Leetcode: Merge Sorted Array
Problem Description
Problem definition is taken from leetcode.
Given two sorted integer arrays nums1 and nums2, merge nums2 into nums1 as one sorted array. The number of elements initialized in nums1 and nums2 are m and n respectively. You may assume that nums1 has a size equal to m + n such that it has enough space to hold additional elements from nums2.
Example 1
Input: nums1 = [1,2,3,0,0,0], m = 3, nums2 = [2,5,6], n = 3
Output: [1,2,2,3,5,6]
Example 2
Input: nums1 = [1], m = 1, nums2 = [], n = 0
Output: [1]
Solution 1
Copy nums1 into another list named3. Merge nums2 and nums3 into nums1.
Space complexity is O(M).
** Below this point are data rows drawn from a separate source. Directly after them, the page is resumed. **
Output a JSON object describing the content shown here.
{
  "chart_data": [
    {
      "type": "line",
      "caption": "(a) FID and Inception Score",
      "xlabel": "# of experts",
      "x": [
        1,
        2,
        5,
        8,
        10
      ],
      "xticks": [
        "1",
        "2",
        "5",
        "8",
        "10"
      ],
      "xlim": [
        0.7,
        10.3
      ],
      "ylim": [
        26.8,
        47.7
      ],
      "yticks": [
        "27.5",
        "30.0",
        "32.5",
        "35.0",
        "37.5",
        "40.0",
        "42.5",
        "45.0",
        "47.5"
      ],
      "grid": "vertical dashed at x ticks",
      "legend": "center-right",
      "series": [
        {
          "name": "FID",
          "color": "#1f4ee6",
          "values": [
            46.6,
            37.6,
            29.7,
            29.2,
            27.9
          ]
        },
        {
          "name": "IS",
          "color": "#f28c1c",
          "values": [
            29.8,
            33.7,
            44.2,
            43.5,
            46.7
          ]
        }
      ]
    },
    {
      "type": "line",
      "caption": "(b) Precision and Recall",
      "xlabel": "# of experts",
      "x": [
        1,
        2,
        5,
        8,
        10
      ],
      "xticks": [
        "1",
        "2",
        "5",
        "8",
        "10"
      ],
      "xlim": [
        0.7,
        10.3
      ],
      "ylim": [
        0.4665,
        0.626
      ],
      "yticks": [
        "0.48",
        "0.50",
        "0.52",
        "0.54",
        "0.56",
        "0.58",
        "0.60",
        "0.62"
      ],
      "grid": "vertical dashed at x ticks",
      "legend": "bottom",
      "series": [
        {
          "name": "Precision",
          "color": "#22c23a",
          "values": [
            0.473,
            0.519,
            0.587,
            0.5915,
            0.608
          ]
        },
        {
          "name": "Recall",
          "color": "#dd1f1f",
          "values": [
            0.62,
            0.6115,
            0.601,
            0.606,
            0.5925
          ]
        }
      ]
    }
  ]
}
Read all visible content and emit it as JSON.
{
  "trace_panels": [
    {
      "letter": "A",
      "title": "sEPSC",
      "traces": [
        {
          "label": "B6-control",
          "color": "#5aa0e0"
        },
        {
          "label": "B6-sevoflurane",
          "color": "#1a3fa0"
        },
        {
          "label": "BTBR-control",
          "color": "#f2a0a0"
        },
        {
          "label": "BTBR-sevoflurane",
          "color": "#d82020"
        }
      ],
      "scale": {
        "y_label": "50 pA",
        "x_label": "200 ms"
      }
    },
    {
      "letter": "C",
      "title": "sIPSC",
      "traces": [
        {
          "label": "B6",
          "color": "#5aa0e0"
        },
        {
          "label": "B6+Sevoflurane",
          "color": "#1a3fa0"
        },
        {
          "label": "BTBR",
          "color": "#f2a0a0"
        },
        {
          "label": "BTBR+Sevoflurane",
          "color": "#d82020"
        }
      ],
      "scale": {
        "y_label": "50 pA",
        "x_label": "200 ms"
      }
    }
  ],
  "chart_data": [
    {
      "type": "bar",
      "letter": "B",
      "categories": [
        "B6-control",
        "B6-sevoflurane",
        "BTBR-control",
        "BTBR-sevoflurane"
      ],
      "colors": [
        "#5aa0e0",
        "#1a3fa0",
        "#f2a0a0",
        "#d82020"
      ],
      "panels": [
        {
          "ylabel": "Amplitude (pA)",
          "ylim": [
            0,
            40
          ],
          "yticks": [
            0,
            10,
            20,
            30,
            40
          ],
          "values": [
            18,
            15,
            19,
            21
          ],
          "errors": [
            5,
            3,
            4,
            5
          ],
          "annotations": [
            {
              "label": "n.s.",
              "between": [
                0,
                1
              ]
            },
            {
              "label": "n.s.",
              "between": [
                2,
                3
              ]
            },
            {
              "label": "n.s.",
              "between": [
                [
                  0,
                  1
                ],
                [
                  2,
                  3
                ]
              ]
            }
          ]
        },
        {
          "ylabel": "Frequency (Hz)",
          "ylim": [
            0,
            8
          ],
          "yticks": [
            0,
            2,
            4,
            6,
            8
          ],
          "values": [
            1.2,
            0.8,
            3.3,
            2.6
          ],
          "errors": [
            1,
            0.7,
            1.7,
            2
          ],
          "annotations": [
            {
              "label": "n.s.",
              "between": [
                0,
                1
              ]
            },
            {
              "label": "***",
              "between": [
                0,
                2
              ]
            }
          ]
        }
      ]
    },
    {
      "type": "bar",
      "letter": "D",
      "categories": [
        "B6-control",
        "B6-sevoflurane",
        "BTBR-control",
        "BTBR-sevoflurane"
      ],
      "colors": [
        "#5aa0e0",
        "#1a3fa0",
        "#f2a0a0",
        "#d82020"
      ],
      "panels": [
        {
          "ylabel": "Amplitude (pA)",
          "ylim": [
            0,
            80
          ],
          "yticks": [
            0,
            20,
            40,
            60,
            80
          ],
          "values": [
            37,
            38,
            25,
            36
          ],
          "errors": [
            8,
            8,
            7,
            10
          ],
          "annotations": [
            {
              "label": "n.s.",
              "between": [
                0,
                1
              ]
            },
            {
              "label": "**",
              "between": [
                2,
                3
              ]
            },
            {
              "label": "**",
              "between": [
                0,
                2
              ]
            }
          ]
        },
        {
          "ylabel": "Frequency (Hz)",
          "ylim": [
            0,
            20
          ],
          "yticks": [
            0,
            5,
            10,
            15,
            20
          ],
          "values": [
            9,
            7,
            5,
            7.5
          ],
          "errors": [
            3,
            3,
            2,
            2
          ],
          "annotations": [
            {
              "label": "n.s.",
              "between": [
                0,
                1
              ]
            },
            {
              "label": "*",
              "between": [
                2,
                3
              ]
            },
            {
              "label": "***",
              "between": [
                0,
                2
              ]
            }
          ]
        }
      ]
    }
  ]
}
Time complexity is O(M+N).
class Solution:
def merge(self, nums1: List[int], m: int, nums2: List[int], n: int) -> None:
"""
Do not return anything, modify nums1 in-place instead.
"""
nums3 = [nums1[i] for i in range(m)]
i = 0
j = 0
k = 0
while k < m and j < n:
if nums3[k]<nums2[j]:
nums1[i] = nums3[k]
k = k+1
else:
nums1[i] = nums2[j]
j = j+1
i = i+1
while k==m and j<n:
nums1[i] = nums2[j]
j = j+1
i = i+1
while j==n and k<m:
nums1[i] = nums3[k]
k = k+1
i = i+1
Solution 2
Inspired from a leetcode user post. Uses a backward approach that eliminates the need for an additional temporary array creation.
Space complexity is O(1). Time complexity is O(M+N).
https://leetcode.com/problems/merge-sorted-array/discuss/29522/This-is-my-AC-code-may-help-you
class Solution:
def merge(self, nums1: List[int], m: int, nums2: List[int], n: int) -> None:
"""
Do not return anything, modify nums1 in-place instead.
"""
k = n+m-1
i = m-1
j = n-1
while i>=0 and j>=0:
if nums1[i]>nums2[j]:
nums1[k] = nums1[i]
i = i-1
else:
nums1[k] = nums2[j]
j = j-1
k = k-1
while j>=0:
nums1[k] = nums2[j]
j = j-1
k = k-1